Let me tell you about the birds and the bees, and the flowers and the trees

I tried to capture the parrots using the extreme zoom on my Samsung Galaxy phone.
This is as good as I could get, given how they are about 40 feet up in the trees.

When we moved into this house in South Florida, we inherited a dead royal palm tree (along with many beautiful and mature palm trees of a few different varieties that are very much still living). The tree had been hit by lightning, and it’s now a sort of pillar stretching up to the sky. We planned to have the tree removed. Then we started joking about paying one of those chainsaw artists to turn it into a tropical totem pole.

After living here for a while, however, we discovered that the tree was home to a mated pair of green parrots. Toward the top of the tree, they had poked a small hole into the tree and hollowed out a portion for a nest. We have watched them cycle through two rounds of offspring in the palm tree, including much drama warding off predators (usually larger birds) and a woodpecker that keeps trying to drill his way into their living room.

A couple months ago, the parrots seem to have disappeared. We thought we saw them when we were walking down McGregor Boulevard – the historic road along the water that leads to the beaches from where we live, famous for its alley of palm trees planted by Thomas Edison back in the day. They were flying around out there with another pair of parrots – their children, maybe -and seemed to be having a jolly good time. Perhaps they had moved on to greener pastures?

With the parrots gone, new tenants moved into the dead palm tree: an entire colony of bees.

Elise, who spends hours patiently watching animals in their habitats, and tends to notice things happening out in the natural world that no one else does, burst into the house screaming, “Come now! You have to see this! Bees are taking over the parrot tree!”

While I loved the green parrots, this seemed like a delightful new development. You see, I had spent months researching honeybees and had been seriously considering becoming a beekeeper. I have this massive garden with thousands of plants, so it seemed appropriate that I help preserve the population of pollinators.

But instead the bees decided to come to me!

I thought about the books I had read about honeybees. Bees have wildly different societies from humans. They have no sense of self whatsoever – everything bees do across their short lifespans is not only in the service of their hive, but toward the preservation of their species in general. It is expected that the hive will send out “scout” bees and start a new hive at a new location. It is a grueling effort, and even foreign hives will provide nutritional support to scouts passing by on such a mission. Yes – honeybees practice hospitality!

Some scout bee happened to pass through my gardens full of exotic blooms, saw the parrots’ abandoned home, and thought it had located Shangri-La. It went back and gathered its friends. I felt flattered to be chosen.

When we first met the parrots, we set up the folding chairs we usually take to sports games in the middle of the gardens so we could watch them nesting with a pair binoculars. (The parrots had much to say about this, as you can imagine.) Now we sat out in the yard with the binoculars watching the swarm move into the entrance hole in a slow, orderly fashion. It really was something to behold.

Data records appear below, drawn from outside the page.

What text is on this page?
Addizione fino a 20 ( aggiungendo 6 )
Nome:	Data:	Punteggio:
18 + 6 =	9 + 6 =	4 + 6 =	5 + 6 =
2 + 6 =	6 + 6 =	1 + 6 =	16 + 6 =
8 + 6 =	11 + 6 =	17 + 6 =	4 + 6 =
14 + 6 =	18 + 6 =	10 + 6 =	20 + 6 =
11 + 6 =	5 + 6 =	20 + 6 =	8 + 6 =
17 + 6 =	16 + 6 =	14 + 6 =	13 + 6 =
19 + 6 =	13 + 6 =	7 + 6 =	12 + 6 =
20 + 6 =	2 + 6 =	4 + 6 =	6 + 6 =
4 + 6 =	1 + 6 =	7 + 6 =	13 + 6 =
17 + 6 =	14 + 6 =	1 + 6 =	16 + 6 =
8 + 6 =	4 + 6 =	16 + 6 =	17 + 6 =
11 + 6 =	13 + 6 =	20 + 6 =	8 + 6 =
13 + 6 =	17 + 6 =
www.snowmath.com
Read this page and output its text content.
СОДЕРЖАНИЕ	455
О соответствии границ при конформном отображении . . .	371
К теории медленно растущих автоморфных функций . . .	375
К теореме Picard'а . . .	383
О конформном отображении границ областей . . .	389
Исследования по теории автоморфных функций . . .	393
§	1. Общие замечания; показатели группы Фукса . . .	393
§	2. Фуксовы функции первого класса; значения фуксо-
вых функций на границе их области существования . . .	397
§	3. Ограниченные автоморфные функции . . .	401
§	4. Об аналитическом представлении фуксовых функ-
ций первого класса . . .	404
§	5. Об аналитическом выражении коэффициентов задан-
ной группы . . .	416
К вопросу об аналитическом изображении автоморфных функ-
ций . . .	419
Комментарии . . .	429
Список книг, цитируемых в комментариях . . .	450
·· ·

Well, this afternoon, Elise burst into the house again to report that the parrots have, in fact, returned to their homestead. And they were none too pleased to discover squatters had moved in during their absence.

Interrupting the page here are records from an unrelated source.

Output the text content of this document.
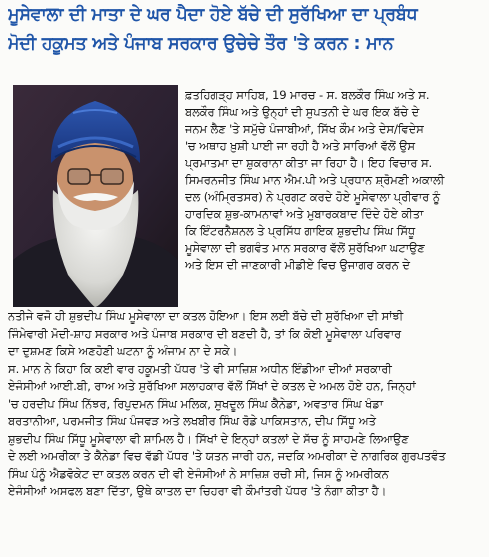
ਮੂਸੇਵਾਲਾ ਦੀ ਮਾਤਾ ਦੇ ਘਰ ਪੈਦਾ ਹੋਏ ਬੱਚੇ ਦੀ ਸੁਰੱਖਿਆ ਦਾ ਪ੍ਰਬੰਧ
ਮੋਦੀ ਹਕੂਮਤ ਅਤੇ ਪੰਜਾਬ ਸਰਕਾਰ ਉਚੇਚੇ ਤੌਰ 'ਤੇ ਕਰਨ : ਮਾਨ
ਫ਼ਤਹਿਗੜ੍ਹ ਸਾਹਿਬ, 19 ਮਾਰਚ - ਸ. ਬਲਕੌਰ ਸਿੰਘ ਅਤੇ ਸ.
ਬਲਕੌਰ ਸਿੰਘ ਅਤੇ ਉਨ੍ਹਾਂ ਦੀ ਸੁਪਤਨੀ ਦੇ ਘਰ ਇਕ ਬੱਚੇ ਦੇ
ਜਨਮ ਲੈਣ 'ਤੇ ਸਮੁੱਚੇ ਪੰਜਾਬੀਆਂ, ਸਿੱਖ ਕੌਮ ਅਤੇ ਦੇਸ/ਵਿਦੇਸ
'ਚ ਅਥਾਹ ਖ਼ੁਸ਼ੀ ਪਾਈ ਜਾ ਰਹੀ ਹੈ ਅਤੇ ਸਾਰਿਆਂ ਵੱਲੋਂ ਉਸ
ਪ੍ਰਮਾਤਮਾ ਦਾ ਸ਼ੁਕਰਾਨਾ ਕੀਤਾ ਜਾ ਰਿਹਾ ਹੈ। ਇਹ ਵਿਚਾਰ ਸ.
ਸਿਮਰਨਜੀਤ ਸਿੰਘ ਮਾਨ ਐਮ.ਪੀ ਅਤੇ ਪ੍ਰਧਾਨ ਸ਼੍ਰੋਮਣੀ ਅਕਾਲੀ
ਦਲ (ਅੰਮ੍ਰਿਤਸਰ) ਨੇ ਪ੍ਰਗਟ ਕਰਦੇ ਹੋਏ ਮੂਸੇਵਾਲਾ ਪ੍ਰੀਵਾਰ ਨੂੰ
ਹਾਰਦਿਕ ਸ਼ੁਭ-ਕਾਮਨਾਵਾਂ ਅਤੇ ਮੁਬਾਰਕਬਾਦ ਦਿੰਦੇ ਹੋਏ ਕੀਤਾ
ਕਿ ਇੰਟਰਨੈਸ਼ਨਲ ਤੇ ਪ੍ਰਸਿੱਧ ਗਾਇਕ ਸ਼ੁਭਦੀਪ ਸਿੰਘ ਸਿੱਧੂ
ਮੂਸੇਵਾਲਾ ਦੀ ਭਗਵੰਤ ਮਾਨ ਸਰਕਾਰ ਵੱਲੋਂ ਸੁਰੱਖਿਆ ਘਟਾਉਣ
ਅਤੇ ਇਸ ਦੀ ਜਾਣਕਾਰੀ ਮੀਡੀਏ ਵਿਚ ਉਜਾਗਰ ਕਰਨ ਦੇ
ਨਤੀਜੇ ਵਜੋ ਹੀ ਸ਼ੁਭਦੀਪ ਸਿੰਘ ਮੂਸੇਵਾਲਾ ਦਾ ਕਤਲ ਹੋਇਆ। ਇਸ ਲਈ ਬੱਚੇ ਦੀ ਸੁਰੱਖਿਆ ਦੀ ਸਾਂਝੀ
ਜਿੰਮੇਵਾਰੀ ਮੋਦੀ-ਸ਼ਾਹ ਸਰਕਾਰ ਅਤੇ ਪੰਜਾਬ ਸਰਕਾਰ ਦੀ ਬਣਦੀ ਹੈ, ਤਾਂ ਕਿ ਕੋਈ ਮੂਸੇਵਾਲਾ ਪਰਿਵਾਰ
ਦਾ ਦੁਸ਼ਮਣ ਕਿਸੇ ਅਣਹੋਣੀ ਘਟਨਾ ਨੂੰ ਅੰਜਾਮ ਨਾ ਦੇ ਸਕੇ।
ਸ. ਮਾਨ ਨੇ ਕਿਹਾ ਕਿ ਕਈ ਵਾਰ ਹਕੂਮਤੀ ਪੱਧਰ 'ਤੇ ਵੀ ਸਾਜ਼ਿਸ਼ ਅਧੀਨ ਇੰਡੀਆ ਦੀਆਂ ਸਰਕਾਰੀ
ਏਜੰਸੀਆਂ ਆਈ.ਬੀ, ਰਾਅ ਅਤੇ ਸੁਰੱਖਿਆ ਸਲਾਹਕਾਰ ਵੱਲੋਂ ਸਿੱਖਾਂ ਦੇ ਕਤਲ ਦੇ ਅਮਲ ਹੋਏ ਹਨ, ਜਿਨ੍ਹਾਂ
'ਚ ਹਰਦੀਪ ਸਿੰਘ ਨਿੱਝਰ, ਰਿਪੁਦਮਨ ਸਿੰਘ ਮਲਿਕ, ਸੁਖਦੂਲ ਸਿੰਘ ਕੈਨੇਡਾ, ਅਵਤਾਰ ਸਿੰਘ ਖੰਡਾ
ਬਰਤਾਨੀਆ, ਪਰਮਜੀਤ ਸਿੰਘ ਪੰਜਵੜ ਅਤੇ ਲਖਬੀਰ ਸਿੰਘ ਰੋਡੇ ਪਾਕਿਸਤਾਨ, ਦੀਪ ਸਿੱਧੂ ਅਤੇ
ਸ਼ੁਭਦੀਪ ਸਿੰਘ ਸਿੱਧੂ ਮੂਸੇਵਾਲਾ ਵੀ ਸ਼ਾਮਿਲ ਹੈ। ਸਿੱਖਾਂ ਦੇ ਇਨ੍ਹਾਂ ਕਤਲਾਂ ਦੇ ਸੱਚ ਨੂੰ ਸਾਹਮਣੇ ਲਿਆਉਣ
ਦੇ ਲਈ ਅਮਰੀਕਾ ਤੇ ਕੈਨੇਡਾ ਵਿਚ ਵੱਡੀ ਪੱਧਰ 'ਤੇ ਯਤਨ ਜਾਰੀ ਹਨ, ਜਦਕਿ ਅਮਰੀਕਾ ਦੇ ਨਾਗਰਿਕ ਗੁਰਪਤਵੰਤ
ਸਿੰਘ ਪੰਨੂੰ ਐਡਵੋਕੇਟ ਦਾ ਕਤਲ ਕਰਨ ਦੀ ਵੀ ਏਜੰਸੀਆਂ ਨੇ ਸਾਜ਼ਿਸ਼ ਰਚੀ ਸੀ, ਜਿਸ ਨੂੰ ਅਮਰੀਕਨ
ਏਜੰਸੀਆਂ ਅਸਫਲ ਬਣਾ ਦਿੱਤਾ, ਉਥੇ ਕਾਤਲ ਦਾ ਚਿਹਰਾ ਵੀ ਕੌਮਾਂਤਰੀ ਪੱਧਰ 'ਤੇ ਨੰਗਾ ਕੀਤਾ ਹੈ।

“What are they doing?” I asked. “Did they decide to move on to a new place?”

“No! The parrots are taking on the bees!”

Sure enough, the parrots had perched on the tree by the entrance, were reaching their heads in and plucking out one bee at a time, chewing it up, and spitting it out on the ground below them. They seem intent on patiently and methodically eliminating the entire hive, working in shifts.

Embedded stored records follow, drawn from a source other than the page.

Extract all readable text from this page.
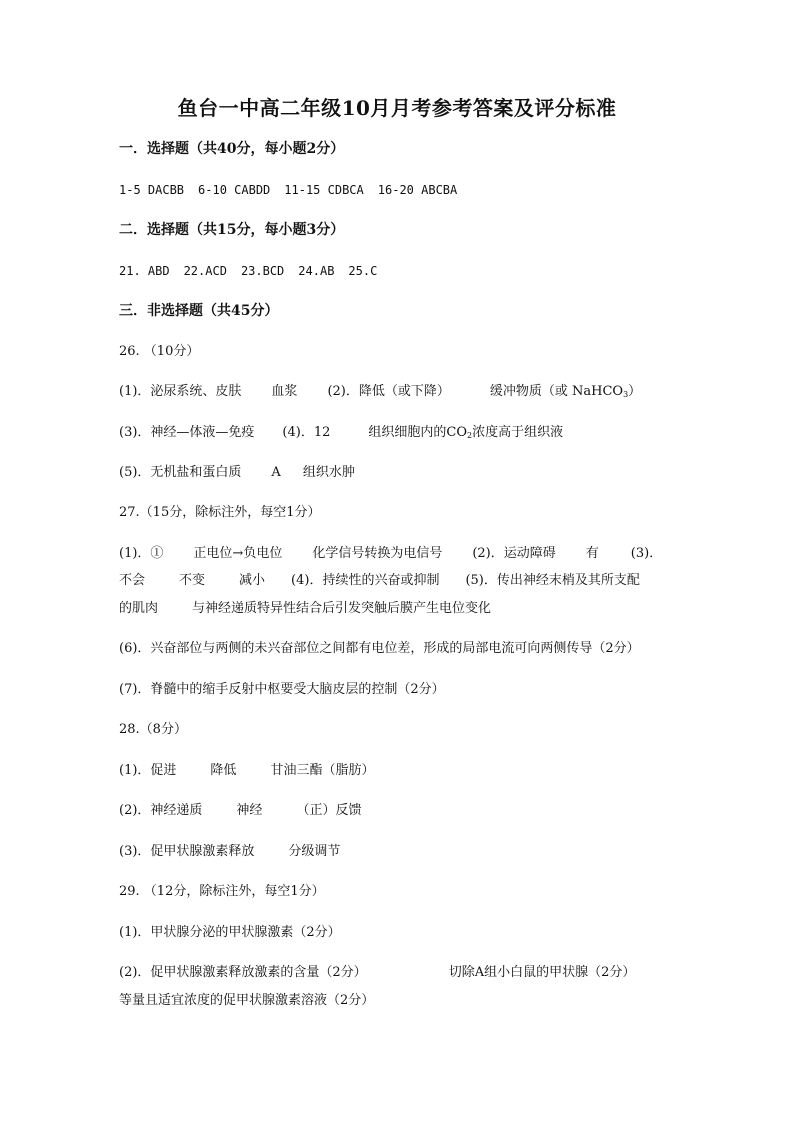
鱼台一中高二年级10月月考参考答案及评分标准
一．选择题（共40分，每小题2分）
1-5 DACBB 6-10 CABDD 11-15 CDBCA 16-20 ABCBA
二．选择题（共15分，每小题3分）
21. ABD 22.ACD 23.BCD 24.AB 25.C
三．非选择题（共45分）
26. （10分）
(1)．泌尿系统、皮肤 血浆 (2)．降低（或下降）	缓冲物质（或 NaHCO$_3$）
(3)．神经—体液—免疫 (4)．12	组织细胞内的$CO_2$浓度高于组织液
(5)．无机盐和蛋白质 A 组织水肿
27.（15分，除标注外，每空1分）
(1)．① 正电位→负电位 化学信号转换为电信号 (2)．运动障碍 有 (3)．
不会	不变	减小 (4)．持续性的兴奋或抑制 (5)．传出神经末梢及其所支配
的肌肉	与神经递质特异性结合后引发突触后膜产生电位变化
(6)．兴奋部位与两侧的未兴奋部位之间都有电位差，形成的局部电流可向两侧传导（2分）
(7)．脊髓中的缩手反射中枢要受大脑皮层的控制（2分）
28.（8分）
(1)．促进	降低	甘油三酯（脂肪）
(2)．神经递质	神经	（正）反馈
(3)．促甲状腺激素释放	分级调节
29. （12分，除标注外，每空1分）
(1)．甲状腺分泌的甲状腺激素（2分）
(2)．促甲状腺激素释放激素的含量（2分）	切除A组小白鼠的甲状腺（2分）
等量且适宜浓度的促甲状腺激素溶液（2分）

We are wondering if the bees will eventually decide to leave or if they will gang up and attack the parrots. It is pretty hard to watch, having considered both sets of tenants a blessing. I don’t want to think about what will happen if one of the parrots is stung to death, as they seem quite married to one another.

3 thoughts on “Let me tell you about the birds and the bees, and the flowers and the trees

  1. Fascinating! What a blessing for your daughter to have an eye and heart for nature . Loved reading this. I used to be a city girl in Houston, but after 19 years of country life, I marvel at all the things . Right now we are battling raccoons . They’re raiding our chicken feed . They had disappeared for a long time and we got lazy about protecting the feed. They’re so smart !

    Liked by 1 person

    1. We had a house out in the country when she was very young (in Kentucky, before we moved to Florida). She keeps begging us to move back to a place with forested land. We had a possum that would come up to the backdoor every night and go through our trash, so we started leaving out a food dish for him in the hopes he would get full and leave the garbage alone. We even made that possum (whom we named Joey) an extravagant Thanksgiving dish. I was going to recommend you leave a dish out for your raccoon as a distraction, but I just remembered how our story ended – with Joey wandering into our kitchen one evening and checking out the cupboards for where the good stuff was coming from 🙂

      Ahhh, it’s July so the woods in Kentucky are probably full of fireflies now. We used to have so many fireflies that you could not tell where the fireflies ended and the starry sky began. I hope y’all have fireflies where you are.